Insomnia (or sleeplessness) is most often defined by an individual’s report of sleeping difficulties. While the term is sometimes used in sleep literature to describe a disorder demonstrated by polysomnographic evidence of disturbed sleep, insomnia is often defined as a positive response to either of two questions: “Do you experience difficulty sleeping?” or “Do you have difficulty falling or staying asleep?”

Thus, insomnia is most often thought of as both a sign and a symptom that can accompany several sleep, medical, and psychiatric disorders, characterized by persistent difficulty falling asleep and/or staying asleep or sleep of poor quality. Insomnia is typically followed by functional impairment while awake. One definition of insomnia is difficulties initiating and/or maintaining sleep, or nonrestorative sleep, associated with impairments of daytime functioning or marked distress for more than 1 month.”

Insomnia can be grouped into primary and secondary, or comorbid, insomnia. Primary insomnia is a sleep disorder not attributable to a medical, psychiatric, or environmental cause. A complete diagnosis will differentiate between:

  • insomnia as secondary to another condition,
  • primary insomnia co-morbid with one or more conditions, or
  • free-standing primary insomnia.

Types of insomnia

Insomnia can be classified as transient, acute, or chronic.

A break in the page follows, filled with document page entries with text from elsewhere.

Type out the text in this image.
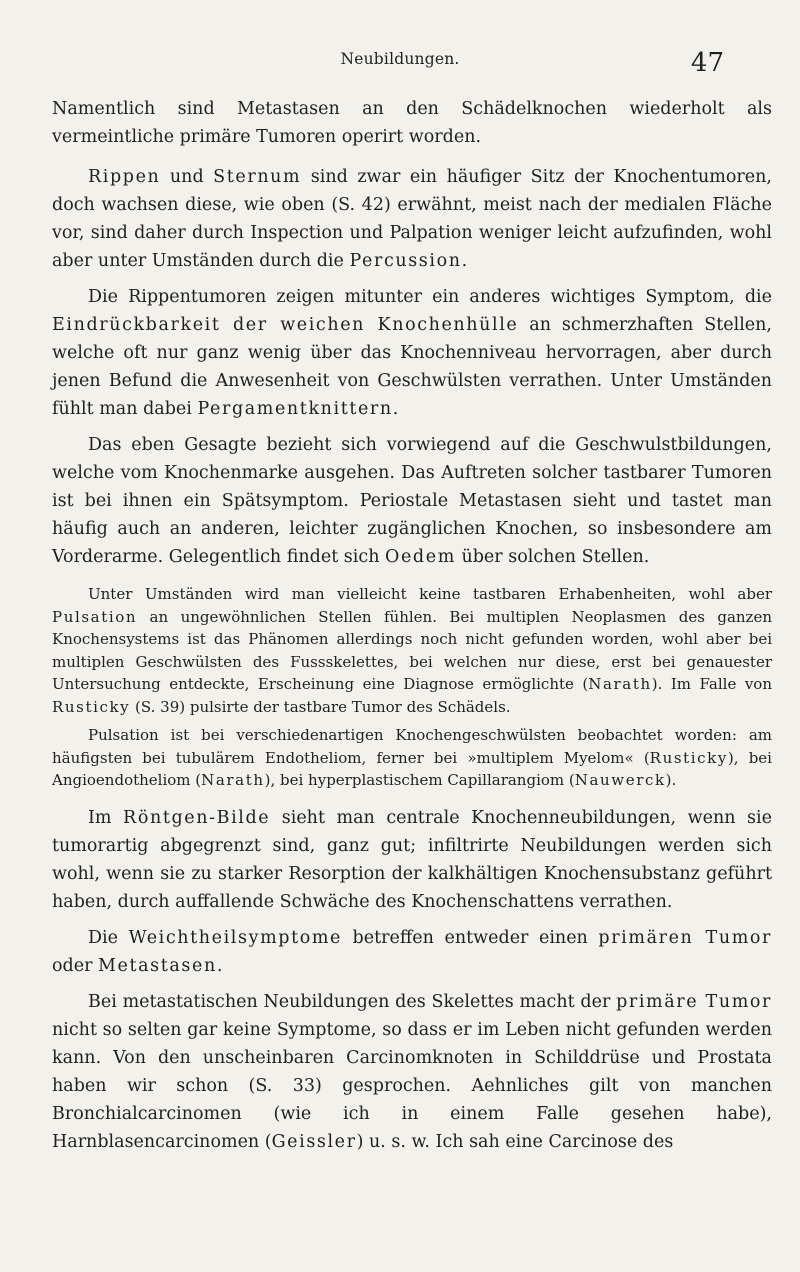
Neubildungen.	47

Namentlich sind Metastasen an den Schädelknochen wiederholt als vermeintliche primäre Tumoren operirt worden.

Rippen und Sternum sind zwar ein häufiger Sitz der Knochentumoren, doch wachsen diese, wie oben (S. 42) erwähnt, meist nach der medialen Fläche vor, sind daher durch Inspection und Palpation weniger leicht aufzufinden, wohl aber unter Umständen durch die Percussion.

Die Rippentumoren zeigen mitunter ein anderes wichtiges Symptom, die Eindrückbarkeit der weichen Knochenhülle an schmerzhaften Stellen, welche oft nur ganz wenig über das Knochenniveau hervorragen, aber durch jenen Befund die Anwesenheit von Geschwülsten verrathen. Unter Umständen fühlt man dabei Pergamentknittern.

Das eben Gesagte bezieht sich vorwiegend auf die Geschwulstbildungen, welche vom Knochenmarke ausgehen. Das Auftreten solcher tastbarer Tumoren ist bei ihnen ein Spätsymptom. Periostale Metastasen sieht und tastet man häufig auch an anderen, leichter zugänglichen Knochen, so insbesondere am Vorderarme. Gelegentlich findet sich Oedem über solchen Stellen.

Unter Umständen wird man vielleicht keine tastbaren Erhabenheiten, wohl aber Pulsation an ungewöhnlichen Stellen fühlen. Bei multiplen Neoplasmen des ganzen Knochensystems ist das Phänomen allerdings noch nicht gefunden worden, wohl aber bei multiplen Geschwülsten des Fussskelettes, bei welchen nur diese, erst bei genauester Untersuchung entdeckte, Erscheinung eine Diagnose ermöglichte (Narath). Im Falle von Rusticky (S. 39) pulsirte der tastbare Tumor des Schädels.

Pulsation ist bei verschiedenartigen Knochengeschwülsten beobachtet worden: am häufigsten bei tubulärem Endotheliom, ferner bei »multiplem Myelom« (Rusticky), bei Angioendotheliom (Narath), bei hyperplastischem Capillarangiom (Nauwerck).

Im Röntgen-Bilde sieht man centrale Knochenneubildungen, wenn sie tumorartig abgegrenzt sind, ganz gut; infiltrirte Neubildungen werden sich wohl, wenn sie zu starker Resorption der kalkhältigen Knochensubstanz geführt haben, durch auffallende Schwäche des Knochenschattens verrathen.

Die Weichtheilsymptome betreffen entweder einen primären Tumor oder Metastasen.

Bei metastatischen Neubildungen des Skelettes macht der primäre Tumor nicht so selten gar keine Symptome, so dass er im Leben nicht gefunden werden kann. Von den unscheinbaren Carcinomknoten in Schilddrüse und Prostata haben wir schon (S. 33) gesprochen. Aehnliches gilt von manchen Bronchialcarcinomen (wie ich in einem Falle gesehen habe), Harnblasencarcinomen (Geissler) u. s. w. Ich sah eine Carcinose des
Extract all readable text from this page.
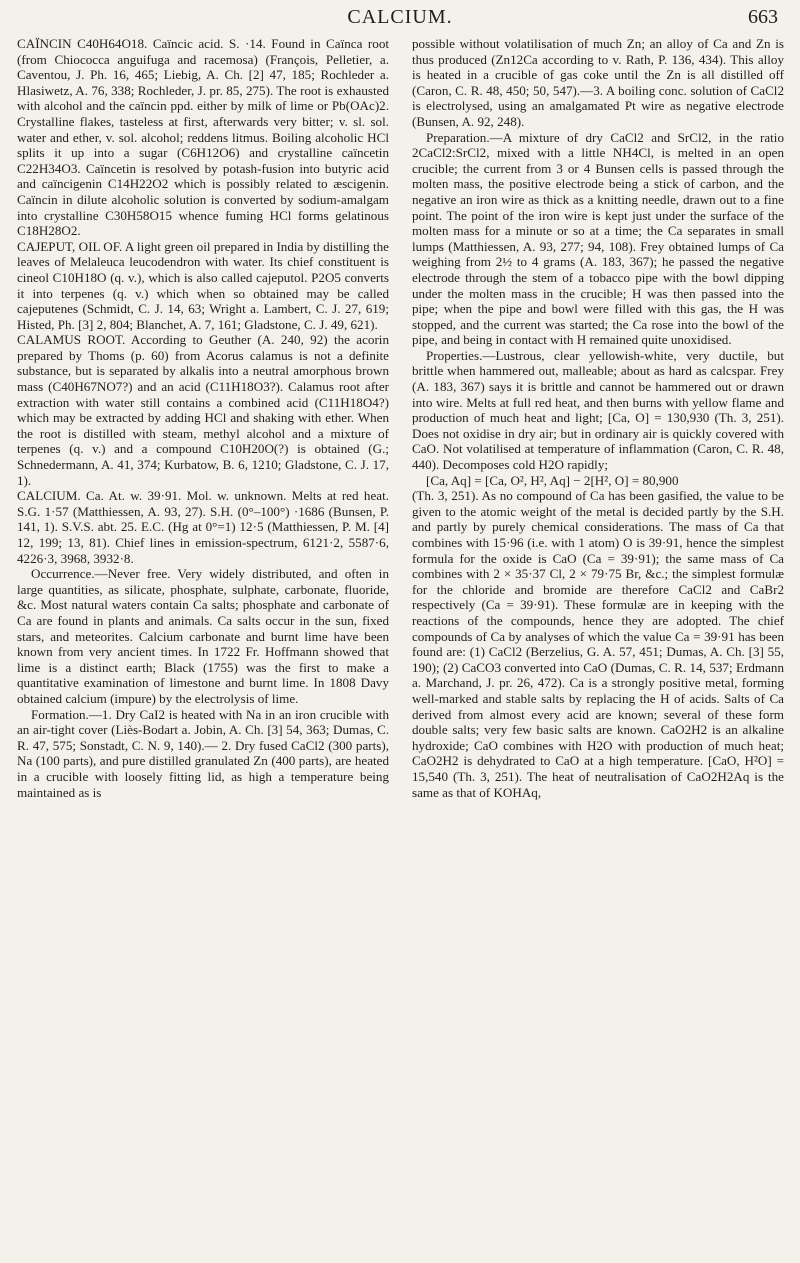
CALCIUM.	663

CAÏNCIN C40H64O18. Caïncic acid. S. ·14. Found in Caïnca root (from Chiococca anguifuga and racemosa) (François, Pelletier, a. Caventou, J. Ph. 16, 465; Liebig, A. Ch. [2] 47, 185; Rochleder a. Hlasiwetz, A. 76, 338; Rochleder, J. pr. 85, 275). The root is exhausted with alcohol and the caïncin ppd. either by milk of lime or Pb(OAc)2. Crystalline flakes, tasteless at first, afterwards very bitter; v. sl. sol. water and ether, v. sol. alcohol; reddens litmus. Boiling alcoholic HCl splits it up into a sugar (C6H12O6) and crystalline caïncetin C22H34O3. Caïncetin is resolved by potash-fusion into butyric acid and caïncigenin C14H22O2 which is possibly related to æscigenin. Caïncin in dilute alcoholic solution is converted by sodium-amalgam into crystalline C30H58O15 whence fuming HCl forms gelatinous C18H28O2.

CAJEPUT, OIL OF. A light green oil prepared in India by distilling the leaves of Melaleuca leucodendron with water. Its chief constituent is cineol C10H18O (q. v.), which is also called cajeputol. P2O5 converts it into terpenes (q. v.) which when so obtained may be called cajeputenes (Schmidt, C. J. 14, 63; Wright a. Lambert, C. J. 27, 619; Histed, Ph. [3] 2, 804; Blanchet, A. 7, 161; Gladstone, C. J. 49, 621).

CALAMUS ROOT. According to Geuther (A. 240, 92) the acorin prepared by Thoms (p. 60) from Acorus calamus is not a definite substance, but is separated by alkalis into a neutral amorphous brown mass (C40H67NO7?) and an acid (C11H18O3?). Calamus root after extraction with water still contains a combined acid (C11H18O4?) which may be extracted by adding HCl and shaking with ether. When the root is distilled with steam, methyl alcohol and a mixture of terpenes (q. v.) and a compound C10H20O(?) is obtained (G.; Schnedermann, A. 41, 374; Kurbatow, B. 6, 1210; Gladstone, C. J. 17, 1).

CALCIUM. Ca. At. w. 39·91. Mol. w. unknown. Melts at red heat. S.G. 1·57 (Matthiessen, A. 93, 27). S.H. (0°–100°) ·1686 (Bunsen, P. 141, 1). S.V.S. abt. 25. E.C. (Hg at 0°=1) 12·5 (Matthiessen, P. M. [4] 12, 199; 13, 81). Chief lines in emission-spectrum, 6121·2, 5587·6, 4226·3, 3968, 3932·8.

Occurrence.—Never free. Very widely distributed, and often in large quantities, as silicate, phosphate, sulphate, carbonate, fluoride, &c. Most natural waters contain Ca salts; phosphate and carbonate of Ca are found in plants and animals. Ca salts occur in the sun, fixed stars, and meteorites. Calcium carbonate and burnt lime have been known from very ancient times. In 1722 Fr. Hoffmann showed that lime is a distinct earth; Black (1755) was the first to make a quantitative examination of limestone and burnt lime. In 1808 Davy obtained calcium (impure) by the electrolysis of lime.

Formation.—1. Dry CaI2 is heated with Na in an iron crucible with an air-tight cover (Liès-Bodart a. Jobin, A. Ch. [3] 54, 363; Dumas, C. R. 47, 575; Sonstadt, C. N. 9, 140).— 2. Dry fused CaCl2 (300 parts), Na (100 parts), and pure distilled granulated Zn (400 parts), are heated in a crucible with loosely fitting lid, as high a temperature being maintained as is

possible without volatilisation of much Zn; an alloy of Ca and Zn is thus produced (Zn12Ca according to v. Rath, P. 136, 434). This alloy is heated in a crucible of gas coke until the Zn is all distilled off (Caron, C. R. 48, 450; 50, 547).—3. A boiling conc. solution of CaCl2 is electrolysed, using an amalgamated Pt wire as negative electrode (Bunsen, A. 92, 248).

Preparation.—A mixture of dry CaCl2 and SrCl2, in the ratio 2CaCl2:SrCl2, mixed with a little NH4Cl, is melted in an open crucible; the current from 3 or 4 Bunsen cells is passed through the molten mass, the positive electrode being a stick of carbon, and the negative an iron wire as thick as a knitting needle, drawn out to a fine point. The point of the iron wire is kept just under the surface of the molten mass for a minute or so at a time; the Ca separates in small lumps (Matthiessen, A. 93, 277; 94, 108). Frey obtained lumps of Ca weighing from 2½ to 4 grams (A. 183, 367); he passed the negative electrode through the stem of a tobacco pipe with the bowl dipping under the molten mass in the crucible; H was then passed into the pipe; when the pipe and bowl were filled with this gas, the H was stopped, and the current was started; the Ca rose into the bowl of the pipe, and being in contact with H remained quite unoxidised.

Properties.—Lustrous, clear yellowish-white, very ductile, but brittle when hammered out, malleable; about as hard as calcspar. Frey (A. 183, 367) says it is brittle and cannot be hammered out or drawn into wire. Melts at full red heat, and then burns with yellow flame and production of much heat and light; [Ca, O] = 130,930 (Th. 3, 251). Does not oxidise in dry air; but in ordinary air is quickly covered with CaO. Not volatilised at temperature of inflammation (Caron, C. R. 48, 440). Decomposes cold H2O rapidly;

[Ca, Aq] = [Ca, O², H², Aq] − 2[H², O] = 80,900

(Th. 3, 251). As no compound of Ca has been gasified, the value to be given to the atomic weight of the metal is decided partly by the S.H. and partly by purely chemical considerations. The mass of Ca that combines with 15·96 (i.e. with 1 atom) O is 39·91, hence the simplest formula for the oxide is CaO (Ca = 39·91); the same mass of Ca combines with 2 × 35·37 Cl, 2 × 79·75 Br, &c.; the simplest formulæ for the chloride and bromide are therefore CaCl2 and CaBr2 respectively (Ca = 39·91). These formulæ are in keeping with the reactions of the compounds, hence they are adopted. The chief compounds of Ca by analyses of which the value Ca = 39·91 has been found are: (1) CaCl2 (Berzelius, G. A. 57, 451; Dumas, A. Ch. [3] 55, 190); (2) CaCO3 converted into CaO (Dumas, C. R. 14, 537; Erdmann a. Marchand, J. pr. 26, 472). Ca is a strongly positive metal, forming well-marked and stable salts by replacing the H of acids. Salts of Ca derived from almost every acid are known; several of these form double salts; very few basic salts are known. CaO2H2 is an alkaline hydroxide; CaO combines with H2O with production of much heat; CaO2H2 is dehydrated to CaO at a high temperature. [CaO, H²O] = 15,540 (Th. 3, 251). The heat of neutralisation of CaO2H2Aq is the same as that of KOHAq,
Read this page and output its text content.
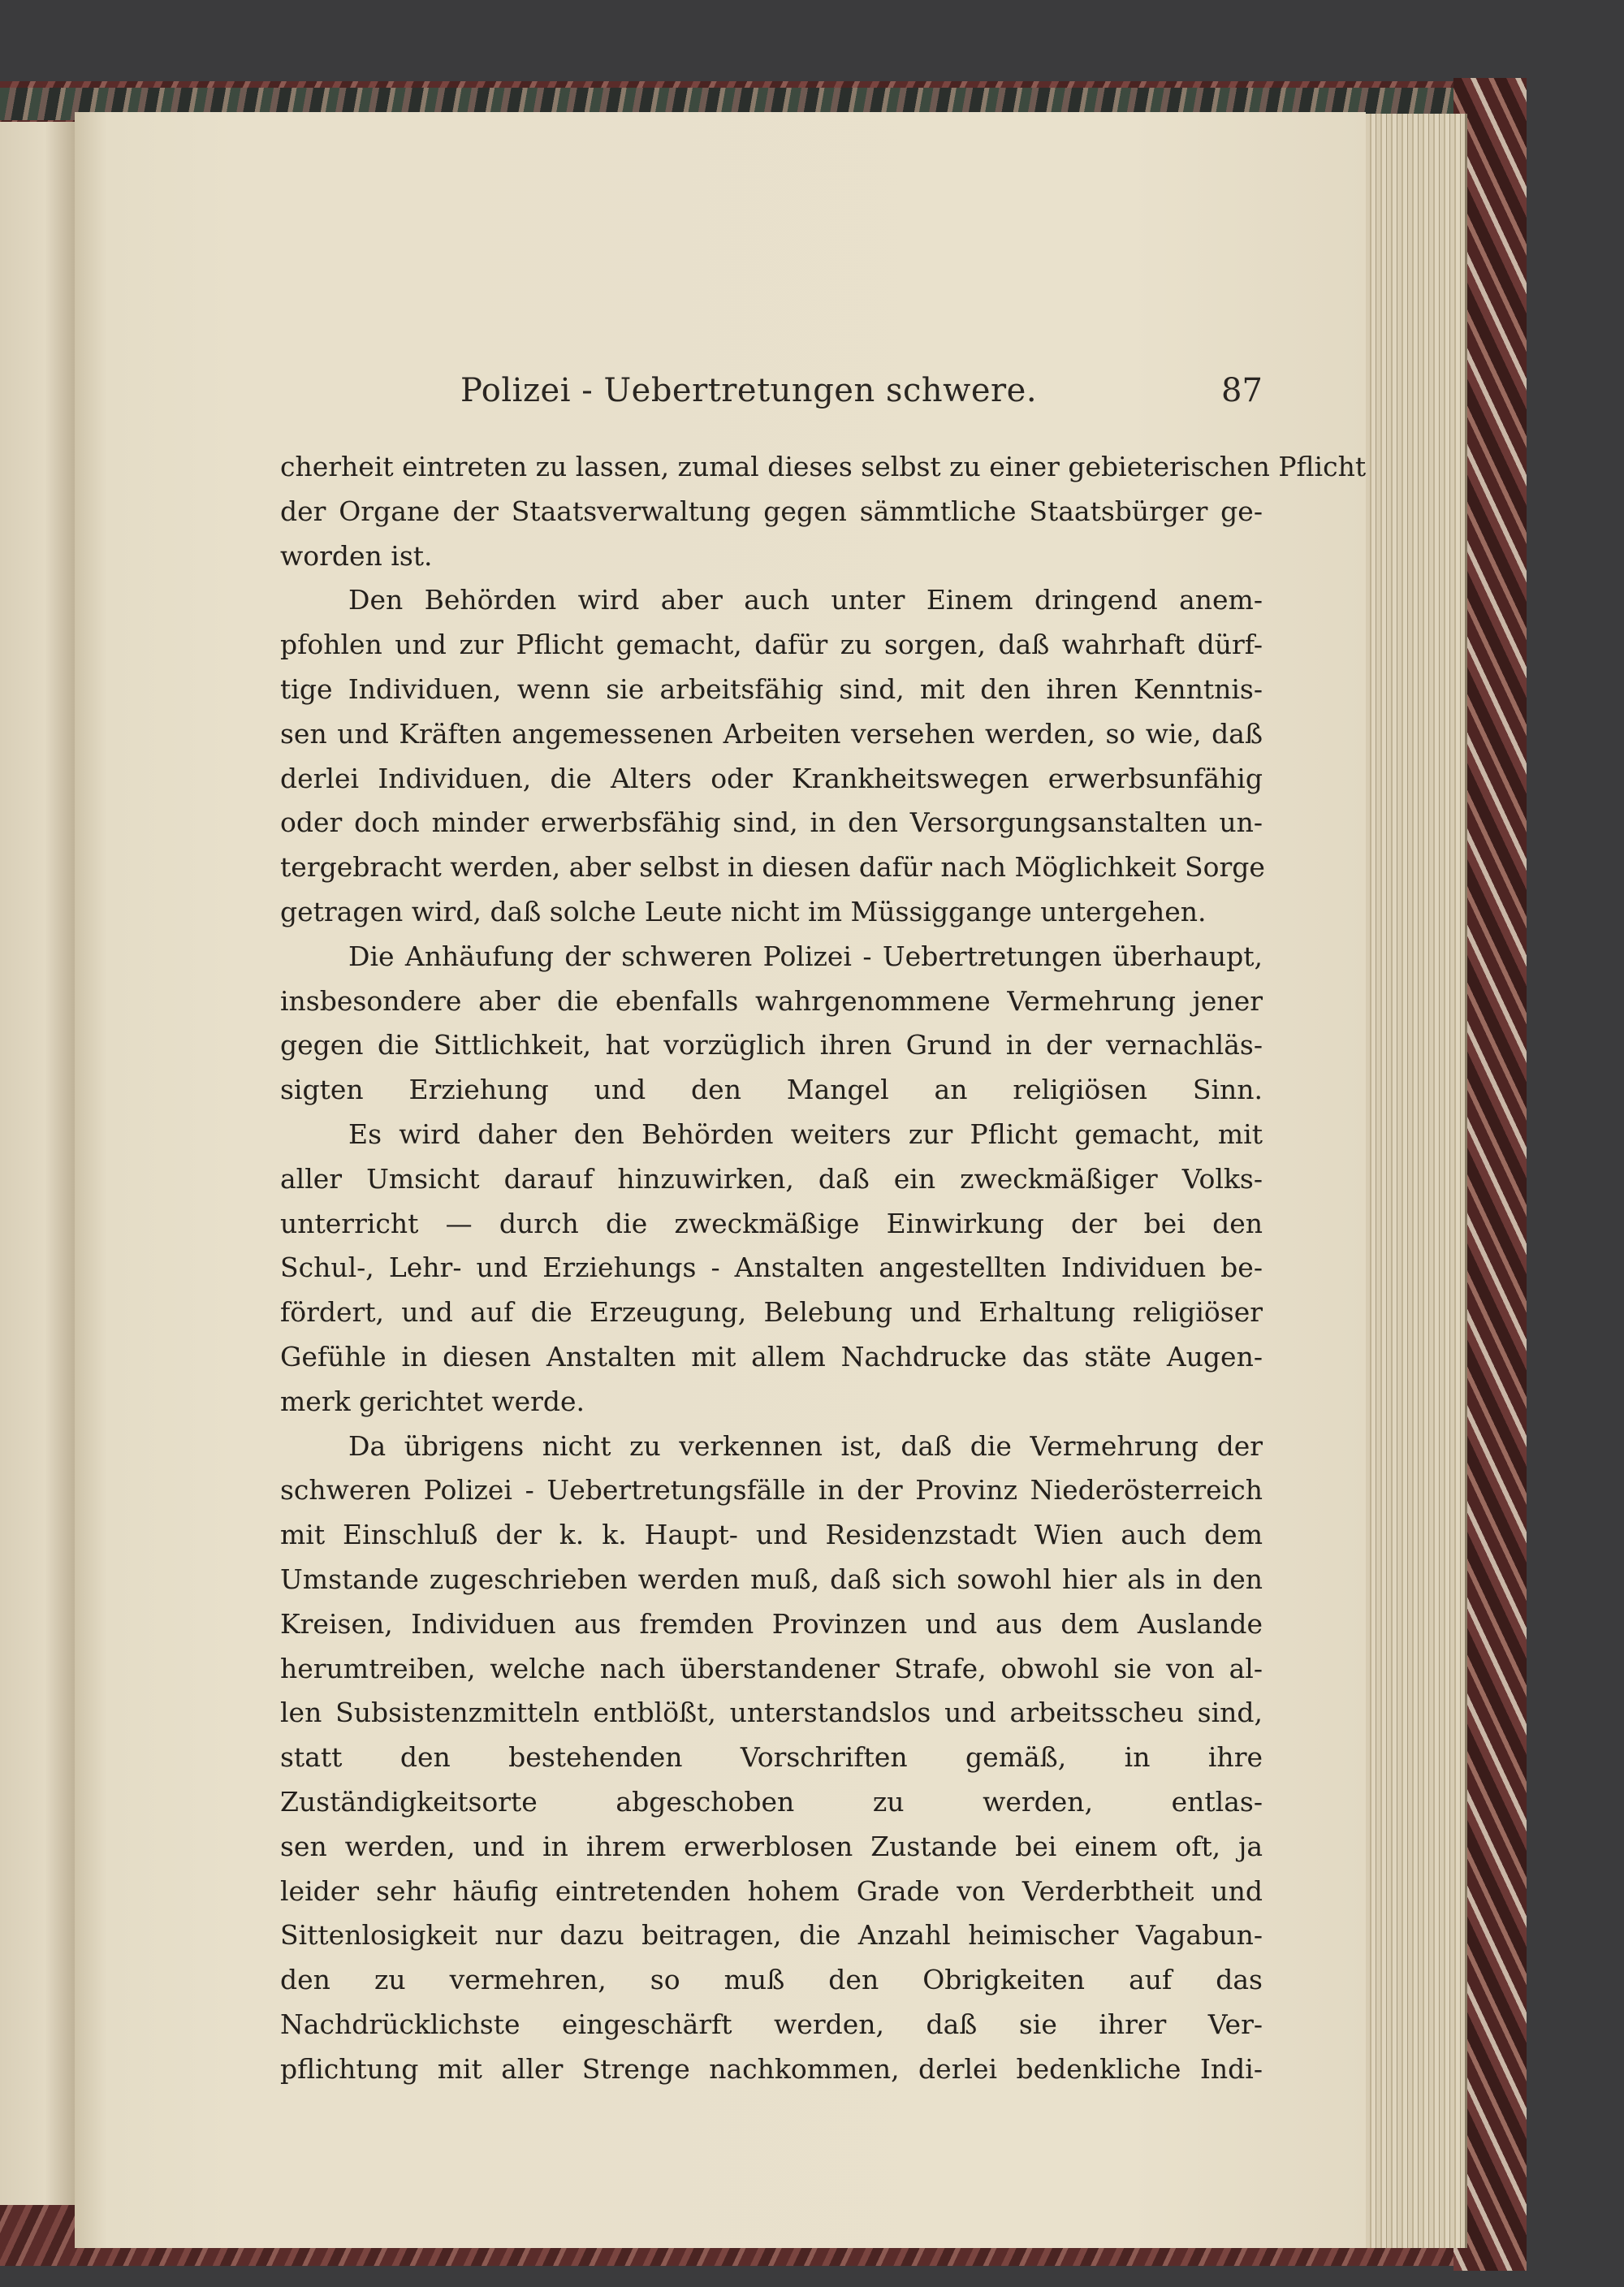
Polizei - Uebertretungen schwere.	87
cherheit eintreten zu lassen, zumal dieses selbst zu einer gebieterischen Pflicht
der Organe der Staatsverwaltung gegen sämmtliche Staatsbürger ge-
worden ist.
Den Behörden wird aber auch unter Einem dringend anem-
pfohlen und zur Pflicht gemacht, dafür zu sorgen, daß wahrhaft dürf-
tige Individuen, wenn sie arbeitsfähig sind, mit den ihren Kenntnis-
sen und Kräften angemessenen Arbeiten versehen werden, so wie, daß
derlei Individuen, die Alters oder Krankheitswegen erwerbsunfähig
oder doch minder erwerbsfähig sind, in den Versorgungsanstalten un-
tergebracht werden, aber selbst in diesen dafür nach Möglichkeit Sorge
getragen wird, daß solche Leute nicht im Müssiggange untergehen.
Die Anhäufung der schweren Polizei - Uebertretungen überhaupt,
insbesondere aber die ebenfalls wahrgenommene Vermehrung jener
gegen die Sittlichkeit, hat vorzüglich ihren Grund in der vernachläs-
sigten Erziehung und den Mangel an religiösen Sinn.
Es wird daher den Behörden weiters zur Pflicht gemacht, mit
aller Umsicht darauf hinzuwirken, daß ein zweckmäßiger Volks-
unterricht — durch die zweckmäßige Einwirkung der bei den
Schul-, Lehr- und Erziehungs - Anstalten angestellten Individuen be-
fördert, und auf die Erzeugung, Belebung und Erhaltung religiöser
Gefühle in diesen Anstalten mit allem Nachdrucke das stäte Augen-
merk gerichtet werde.
Da übrigens nicht zu verkennen ist, daß die Vermehrung der
schweren Polizei - Uebertretungsfälle in der Provinz Niederösterreich
mit Einschluß der k. k. Haupt- und Residenzstadt Wien auch dem
Umstande zugeschrieben werden muß, daß sich sowohl hier als in den
Kreisen, Individuen aus fremden Provinzen und aus dem Auslande
herumtreiben, welche nach überstandener Strafe, obwohl sie von al-
len Subsistenzmitteln entblößt, unterstandslos und arbeitsscheu sind,
statt den bestehenden Vorschriften gemäß, in ihre
Zuständigkeitsorte abgeschoben zu werden, entlas-
sen werden, und in ihrem erwerblosen Zustande bei einem oft, ja
leider sehr häufig eintretenden hohem Grade von Verderbtheit und
Sittenlosigkeit nur dazu beitragen, die Anzahl heimischer Vagabun-
den zu vermehren, so muß den Obrigkeiten auf das
Nachdrücklichste eingeschärft werden, daß sie ihrer Ver-
pflichtung mit aller Strenge nachkommen, derlei bedenkliche Indi-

  1. Transient insomnia lasts for less than a week. It can be caused by another disorder, by changes in the sleep environment, by the timing of sleep, severe depression, or by stress. Its consequences – sleepiness and impaired psychomotor performance – are similar to those of sleep deprivation.
  2. Acute insomnia is the inability to consistently sleep well for a period of less than a month.
  3. Chronic insomnia lasts for longer than a month. It can be caused by another disorder, or it can be a primary disorder. Its effects can vary according to its causes. They might include muscular fatigue, hallucinations, and/or mental fatigue. Some people that live with this disorder see things as if they are happening in slow motion, wherein moving objects seem to blend together. Can cause double vision.